OK, I haven't read the book. So I may have this wrong. Maybe. But look at the most recent issue of Fortune Magazine (January 10, 2000) and you'll see a book review of "Now or Never: How Companies Must Change Today to Win the Battle for Internet Consumers," by Mary Modahl, a VP at Forrester Research.
Here is just a snippet of what the review (written by Anne Fisher) says, and this is what set me off to writing a letter to the editor.
"The first thing she wants you to understand (and boy, has she documented it) is that the traditional truisms about consumer behavior are, when it comes to online retailing, just plain wrong. Age, race, gender, the (always slightly creepy) compilations of data about what kind of person lives in which zip code - forget all that. Modahl's survey of 250,000 U.S. households shows that what matter most is each consumer's attitude toward technology itself, ranging from eagerly accepting to profoundly suspicious."

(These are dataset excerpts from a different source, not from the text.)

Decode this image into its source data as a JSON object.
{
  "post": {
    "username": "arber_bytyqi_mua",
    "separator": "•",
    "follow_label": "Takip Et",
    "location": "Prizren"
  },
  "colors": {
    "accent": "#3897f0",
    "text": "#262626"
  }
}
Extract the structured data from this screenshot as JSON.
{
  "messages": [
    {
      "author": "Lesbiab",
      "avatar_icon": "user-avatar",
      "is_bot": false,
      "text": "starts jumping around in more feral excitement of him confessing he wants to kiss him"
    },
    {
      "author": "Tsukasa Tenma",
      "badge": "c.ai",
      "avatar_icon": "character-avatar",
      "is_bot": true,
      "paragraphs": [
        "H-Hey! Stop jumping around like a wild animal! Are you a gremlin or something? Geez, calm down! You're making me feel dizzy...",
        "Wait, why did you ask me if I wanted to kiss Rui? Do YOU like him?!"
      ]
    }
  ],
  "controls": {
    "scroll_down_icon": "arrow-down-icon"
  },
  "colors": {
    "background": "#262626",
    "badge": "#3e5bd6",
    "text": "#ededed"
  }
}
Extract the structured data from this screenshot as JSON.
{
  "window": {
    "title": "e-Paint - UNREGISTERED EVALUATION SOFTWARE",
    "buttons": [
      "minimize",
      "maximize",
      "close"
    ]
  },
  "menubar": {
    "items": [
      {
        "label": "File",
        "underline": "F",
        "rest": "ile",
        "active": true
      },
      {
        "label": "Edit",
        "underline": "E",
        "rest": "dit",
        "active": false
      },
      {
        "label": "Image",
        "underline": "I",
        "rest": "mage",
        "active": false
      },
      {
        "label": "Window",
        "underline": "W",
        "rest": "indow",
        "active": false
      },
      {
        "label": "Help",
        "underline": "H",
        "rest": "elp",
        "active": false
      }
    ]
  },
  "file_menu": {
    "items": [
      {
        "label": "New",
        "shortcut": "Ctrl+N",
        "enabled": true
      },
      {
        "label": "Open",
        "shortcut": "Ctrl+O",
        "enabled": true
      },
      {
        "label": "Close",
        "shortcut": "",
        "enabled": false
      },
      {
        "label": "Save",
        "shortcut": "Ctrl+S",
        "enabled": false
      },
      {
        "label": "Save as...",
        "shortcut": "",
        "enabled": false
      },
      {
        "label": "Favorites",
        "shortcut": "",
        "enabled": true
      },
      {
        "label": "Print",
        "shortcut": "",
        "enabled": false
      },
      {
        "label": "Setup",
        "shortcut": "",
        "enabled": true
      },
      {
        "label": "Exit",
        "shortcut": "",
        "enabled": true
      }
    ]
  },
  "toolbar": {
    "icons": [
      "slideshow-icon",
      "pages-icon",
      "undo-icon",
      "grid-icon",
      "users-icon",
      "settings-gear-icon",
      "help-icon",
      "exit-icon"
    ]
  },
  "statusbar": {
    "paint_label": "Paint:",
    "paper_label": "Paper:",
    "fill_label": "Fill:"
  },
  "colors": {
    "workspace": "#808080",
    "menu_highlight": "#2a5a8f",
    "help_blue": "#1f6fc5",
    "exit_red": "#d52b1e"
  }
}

Why am I skeptical? Pick up any copy of the Journal of Marketing or the Journal of Marketing Research (in fact, the copy can come from the 1970s) and you'll see studies that have already documented these facts.
Anyway, here is a copy of the email I sent to the editors of Fortune Magazine (by the way, the editors informed me on Monday (1/3/2000) that this will be in the next issue of Fortune).
ARE INTERNET BUYERS NOT WHAT WE THINK?
I read the book review of Mary Modahl's book (Now or Never) and was amused by Anne Fisher's statement that "the traditional truisms about consumer behavior are, when it comes to online retailing, just plain wrong." Having not read Modahl's book, I can only assume this statement reflects the book's content. But let's be clear. Consumer researchers in academic institutions have known for over thirty years that race, gender and compilations of data from zip codes is an inappropriate way to break out a consumer market. The long history on adoption of innovations have long indicated what now is called a "new" way of thinking about consumer's attitudes towards technology itself. Please, spend more time becoming acquainted with what academics have known and studied for years and you won't be impressed with this so-called brand new way of thinking. It isn't.